Cultural critics and judges of prizes are haunted by the memory of the hit-picker for the Decca record label who turned down the Beatles after an audition, choosing Brian Poole and the Tremeloes as the hotter prospect. But, in the special circle of hell where people who made the wrong call burn with eternal embarrassment, the guy who saw no future in a Merseyside guitar band now has some comforting company.
Newly released BBC records reveal that, in 1968, the corporation's talent selection group – a sort of internal precursor of The X Factor, which auditioned potential acts for broadcasting – turned down the artist now known as Sir Elton John as a "dull performer with a thin voice" and David Bowie as "amateurish and out of tune".
Idiotically wrong predictions, though, are common to all areas in which a scouting system sifts contenders. Andros Townsend, the Tottenham Hotspur winger whose performances in two recent World Cup qualifiers have made him English football's latest great hope, had spent years as a reserve or on loan in the lower leagues.

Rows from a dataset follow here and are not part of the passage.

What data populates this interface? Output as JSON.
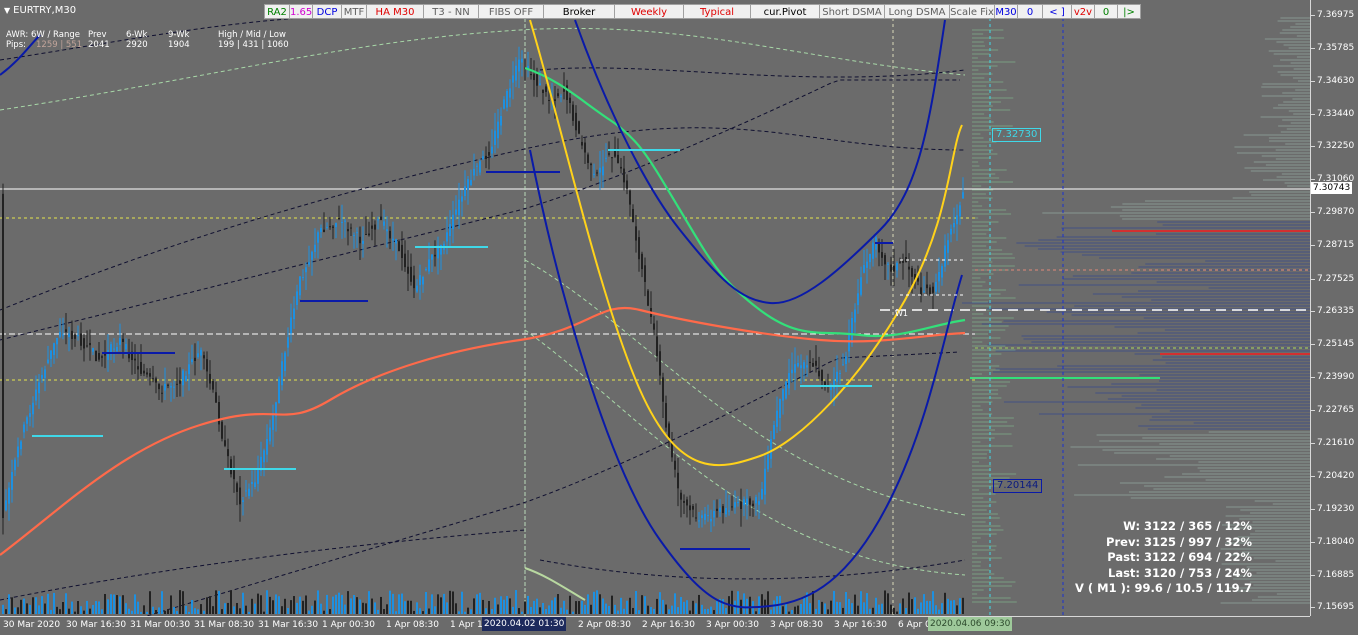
{
  "window": {
    "symbol": "EURTRY,M30",
    "symbol_arrow": "▼"
  },
  "stats": {
    "headers": [
      "AWR: 6W / Range",
      "Prev",
      "6-Wk",
      "9-Wk",
      "High / Mid / Low"
    ],
    "pips_label": "Pips:",
    "awr": "1259 | 551",
    "prev": "2041",
    "wk6": "2920",
    "wk9": "1904",
    "hml": "199 | 431 | 1060"
  },
  "toolbar": {
    "buttons": [
      {
        "label": "RA2",
        "color": "#008000"
      },
      {
        "label": "1.65",
        "color": "#d000d0"
      },
      {
        "label": "DCP",
        "color": "#0000e0"
      },
      {
        "label": "MTF",
        "color": "#606060"
      },
      {
        "label": "HA M30",
        "color": "#e00000"
      },
      {
        "label": "T3 - NN",
        "color": "#606060"
      },
      {
        "label": "FIBS OFF",
        "color": "#606060"
      },
      {
        "label": "Broker",
        "color": "#000000"
      },
      {
        "label": "Weekly",
        "color": "#e00000"
      },
      {
        "label": "Typical",
        "color": "#e00000"
      },
      {
        "label": "cur.Pivot",
        "color": "#000000"
      },
      {
        "label": "Short DSMA",
        "color": "#606060"
      },
      {
        "label": "Long DSMA",
        "color": "#606060"
      },
      {
        "label": "Scale Fix",
        "color": "#606060"
      },
      {
        "label": "M30",
        "color": "#0000e0"
      },
      {
        "label": "0",
        "color": "#0000e0"
      },
      {
        "label": "< ]",
        "color": "#0000e0"
      },
      {
        "label": "v2v",
        "color": "#e00000"
      },
      {
        "label": "0",
        "color": "#008000"
      },
      {
        "label": "|>",
        "color": "#008000"
      }
    ]
  },
  "price_axis": {
    "ticks": [
      "7.36975",
      "7.35785",
      "7.34630",
      "7.33440",
      "7.32250",
      "7.31060",
      "7.29870",
      "7.28715",
      "7.27525",
      "7.26335",
      "7.25145",
      "7.23990",
      "7.22765",
      "7.21610",
      "7.20420",
      "7.19230",
      "7.18040",
      "7.16885",
      "7.15695"
    ],
    "current_price": "7.30743"
  },
  "time_axis": {
    "ticks": [
      "30 Mar 2020",
      "30 Mar 16:30",
      "31 Mar 00:30",
      "31 Mar 08:30",
      "31 Mar 16:30",
      "1 Apr 00:30",
      "1 Apr 08:30",
      "1 Apr 16",
      "2 Apr 08:30",
      "2 Apr 16:30",
      "3 Apr 00:30",
      "3 Apr 08:30",
      "3 Apr 16:30",
      "6 Apr 0"
    ],
    "highlight_1": "2020.04.02 01:30",
    "highlight_2": "2020.04.06 09:30"
  },
  "price_labels": {
    "upper": "7.32730",
    "lower": "7.20144",
    "w1": "W1"
  },
  "bottom_stats": {
    "w": "W: 3122 / 365 / 12%",
    "prev": "Prev: 3125 / 997 / 32%",
    "past": "Past: 3122 / 694 / 22%",
    "last": "Last: 3120 / 753 / 24%",
    "v": "V ( M1 ): 99.6 / 10.5 / 119.7"
  },
  "colors": {
    "background": "#6b6b6b",
    "candles": "#1e90e0",
    "bear_candles": "#222222",
    "blue_channel": "#0a1aa8",
    "yellow_curve": "#ffd21a",
    "green_ma": "#33e07a",
    "orange_ma": "#ff6a4a",
    "cyan_levels": "#3fd8e8",
    "yellow_dash": "#e6e64d"
  }
}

And, in literature, it's almost obligatory for a super-selling volume to have been turned down by numerous publishers: JK Rowling's Harry Potter books, Margaret Mitchell's Gone With The Wind and Audrey Niffenegger's The Time Traveler's Wife were all considered a waste of paper by respected arbiters in the business.
These repeated examples offer the reliable pleasure of pompous expertise being contradicted, and encourage wannabes to keep trying. But the question of why it is so hard to guess whether someone or something will succeed takes on extra significance in an era when talent-scouting has become an entertainment in itself through shows such as The X Factor, The Voice, Britain's Got Talent and The Great British Bake-Off.

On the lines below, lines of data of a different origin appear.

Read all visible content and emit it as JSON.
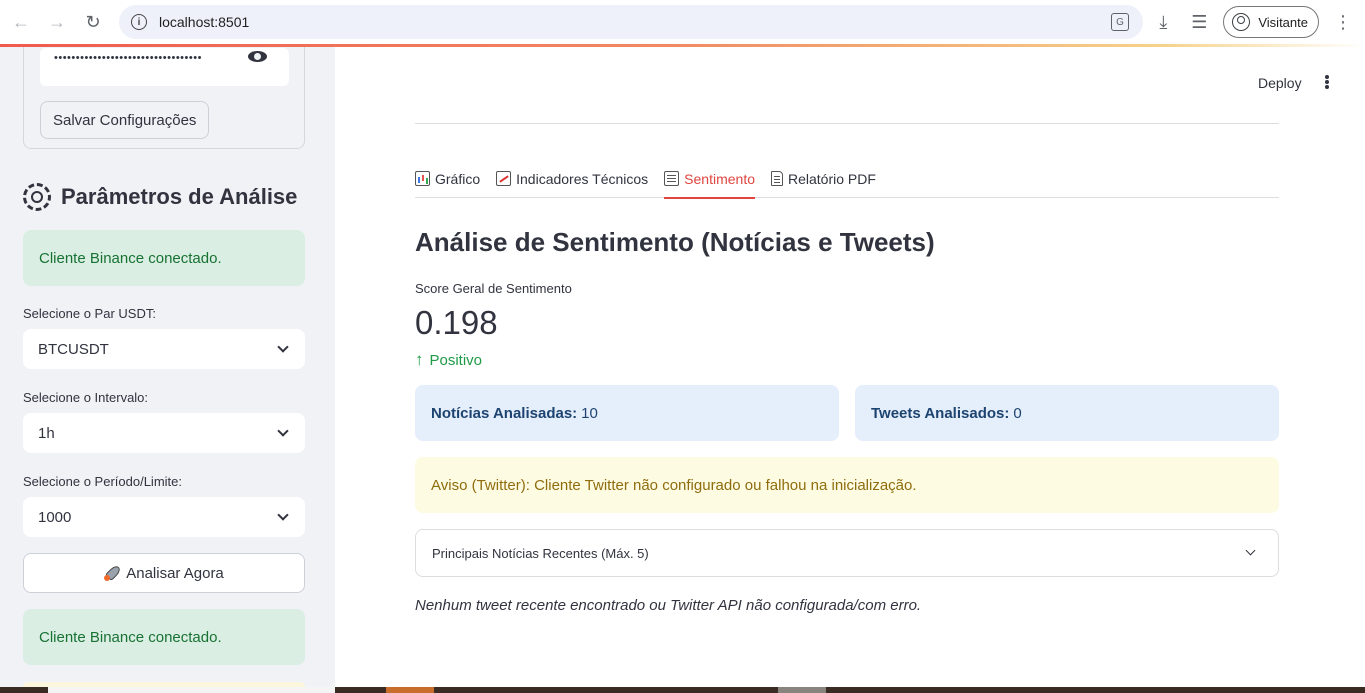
{
  "browser": {
    "url": "localhost:8501",
    "profile_label": "Visitante"
  },
  "sidebar": {
    "password_mask": "••••••••••••••••••••••••••••••••••",
    "save_button": "Salvar Configurações",
    "params_title": "Parâmetros de Análise",
    "binance_alert_1": "Cliente Binance conectado.",
    "pair_label": "Selecione o Par USDT:",
    "pair_value": "BTCUSDT",
    "interval_label": "Selecione o Intervalo:",
    "interval_value": "1h",
    "period_label": "Selecione o Período/Limite:",
    "period_value": "1000",
    "analyze_button": "Analisar Agora",
    "binance_alert_2": "Cliente Binance conectado."
  },
  "header": {
    "deploy_label": "Deploy"
  },
  "tabs": [
    {
      "label": "Gráfico",
      "icon": "bar-chart-icon",
      "active": false
    },
    {
      "label": "Indicadores Técnicos",
      "icon": "chart-increasing-icon",
      "active": false
    },
    {
      "label": "Sentimento",
      "icon": "newspaper-icon",
      "active": true
    },
    {
      "label": "Relatório PDF",
      "icon": "document-icon",
      "active": false
    }
  ],
  "main": {
    "title": "Análise de Sentimento (Notícias e Tweets)",
    "metric": {
      "label": "Score Geral de Sentimento",
      "value": "0.198",
      "delta": "Positivo",
      "delta_color": "#1f9a47"
    },
    "news_box": {
      "label": "Notícias Analisadas:",
      "value": "10"
    },
    "tweets_box": {
      "label": "Tweets Analisados:",
      "value": "0"
    },
    "warning": "Aviso (Twitter): Cliente Twitter não configurado ou falhou na inicialização.",
    "expander_label": "Principais Notícias Recentes (Máx. 5)",
    "caption": "Nenhum tweet recente encontrado ou Twitter API não configurada/com erro."
  },
  "colors": {
    "accent": "#e0453f",
    "success_bg": "#dbeee3",
    "info_bg": "#e5eefb",
    "warning_bg": "#fdfbe1"
  }
}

There are a number of reasons why judges and pundits are so prone to misjudgment, of which the biggest is the definition of the selection criteria. It's easy to sneer at the fact that former X Factor winners tend to have brief recording careers, but the point of the show is to find acts that make a quick buck for Mr Cowell, rather than to unearth musicians who may build slowly to a hit fifth album.
Similarly, the BBC chap on the talent selection group who rejected the Rolling Stones as "unsuitable for our purposes" may look foolish historically but, at the time, was probably correct in concluding that Jagger's band was not the sort of thing the corporation wished to see on its screens. Because most talent scouts and publishing readers are primed to seek more of what audiences already want, they are almost bound to reject anything ahead of, or in opposition to, contemporary taste.
A second issue is that auditions are subject to a number of variables: from the choice of material to the performance on the day. At the time they were panned by the BBC panel, Elton John and David Bowie were still closer to being Reginald Dwight and David Jones than what they later became: Bowie, for example, performed Chim-Chim-Cheree from Mary Poppins, which may not have made the best case for him. And, most crucially, there is human fallibility. Whatever Ofsted hopes, there must be examination candidates who have suffered because theirs was the last paper read at midnight by a marker eager for bed. And, in sport, a scout might drive 500 miles, then have the misfortune to see the player under scrutiny nursing a hamstring twinge on a slippery pitch.
We may also suspect that not all of those now-celebrated books rejected by publishers were properly read in all the houses that turned them down. And perhaps, at Decca in 1961, either the guy from the label or one of the boys had a bit of a head. To become a success generally requires luck, but to spot one, from a pack of jostling prospects, requires even more.